Citing James Anderson, a former partner at investment giant Baillie Gifford, as telling the Financial Times, Fortune magazine on Wednesday reported that the potential scale of Nvidia in the most optimistic outcome is both way higher than ever seen before, and could lead to a market cap of double-digit trillions.

“This isn’t a prediction, but a possibility if artificial intelligence (AI) works for customers and Nvidia’s lead is intact,” said Anderson.

Fortune said Nvidia along with tech giants Amazon, Google, Microsoft and Apple are worth US$14.5 trillion, and make up about 32% of the S&P 500.

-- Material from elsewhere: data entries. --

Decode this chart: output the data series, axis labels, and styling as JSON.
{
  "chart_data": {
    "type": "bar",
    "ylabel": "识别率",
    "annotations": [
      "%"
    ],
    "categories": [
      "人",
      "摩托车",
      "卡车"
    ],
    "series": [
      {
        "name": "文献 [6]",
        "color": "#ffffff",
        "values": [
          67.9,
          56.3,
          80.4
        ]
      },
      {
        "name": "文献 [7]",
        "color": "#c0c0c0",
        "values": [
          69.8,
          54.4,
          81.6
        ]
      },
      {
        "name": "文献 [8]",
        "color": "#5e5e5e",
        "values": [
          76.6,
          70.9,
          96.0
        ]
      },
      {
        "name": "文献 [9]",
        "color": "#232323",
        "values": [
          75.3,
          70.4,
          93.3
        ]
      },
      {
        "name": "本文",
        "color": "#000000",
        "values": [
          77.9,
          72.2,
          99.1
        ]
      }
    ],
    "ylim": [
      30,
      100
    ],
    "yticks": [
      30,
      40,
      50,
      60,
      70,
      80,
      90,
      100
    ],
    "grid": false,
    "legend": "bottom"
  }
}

With the AI darling’s data centre revenue growing at about 60%, Anderson calculated that should the pattern continue over the next decade, the company would have a market capitalisation of about US$49 trillion.

That is more than the entire value of every company in the S&P 500, which is roughly US$45.84 trillion.

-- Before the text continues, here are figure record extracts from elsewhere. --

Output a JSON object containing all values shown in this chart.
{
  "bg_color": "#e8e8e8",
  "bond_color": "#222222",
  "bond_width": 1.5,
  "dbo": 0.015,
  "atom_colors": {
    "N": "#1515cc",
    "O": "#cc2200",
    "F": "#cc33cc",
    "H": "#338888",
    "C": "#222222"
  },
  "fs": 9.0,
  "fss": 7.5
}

Anderson estimated a 10% to 15% probability of this outcome.

Anderson’s projection is a lofty one, but his hunches have proven correct before.

With a go-big-or-go-home mentality, he was one of Amazon’s and Tesla’s biggest champions. For the electric vehicle giant, Anderson’s investment was second only to chief executive officer Elon Musk's.

From 2005 to 2021, Scottish Mortgage Investment Trust, managed by Baillie Gifford, saw returns of 2,240%.

It invested in Nvidia in 2016. Lingotto Investment Management, where Anderson is now an investor, has a US$650 million fund, with Nvidia as its largest position.

Nvidia didn’t have a clear path to success when Anderson first began investing in the company, he said.

It remained to be seen if it would be a gaming, crypto, or AI company. But it did have the advantage of early success, unlike Amazon and Tesla, which “didn’t start from highly profitable and dominant positions but had to get there”.

In some ways, Anderson still sees Nvidia as a nimble company.

“It is the long duration of the development of [graphic processing unit] usage in AI — and not just AI — from excitement, through potential pauses, to transformation of industries that is most important to us,” Anderson said.

However, Fortune said other finance experts don’t share Anderson’s bullish take on Nvidia.

Aswath Damodaran, a professor of finance at New York University’s Stern School of Business, argues that Nvidia is riding a wave of early AI optimism.

“The momentum is clearly with Nvidia,” Damodaran told CNBC in May.

“They can do nothing wrong. Everything they touch turns to gold.”

Damodaran said Tesla experienced a similar rally in 2020, when its market cap soared, peaking in 2021 at US$1.2 trillion, only for shares to plummet about 30% this year alone.

Meta and Google also grappled with increased competition that have loosened their grip on the tech world.

While Nvidia has the earnings to back up its sky-high value, expectations for the future of the company may be too steep, he argued.

Damodaran said the AI chip market is not worth US$1 trillion alone, and the AI market more broadly is worth about US$2 trillion or US$3 trillion, meaning Nvidia would have to tap into several big AI markets to maintain and grow its value.

“It is clearly a possibility,” Damodaran said. “But is it plausible? I don’t think so.”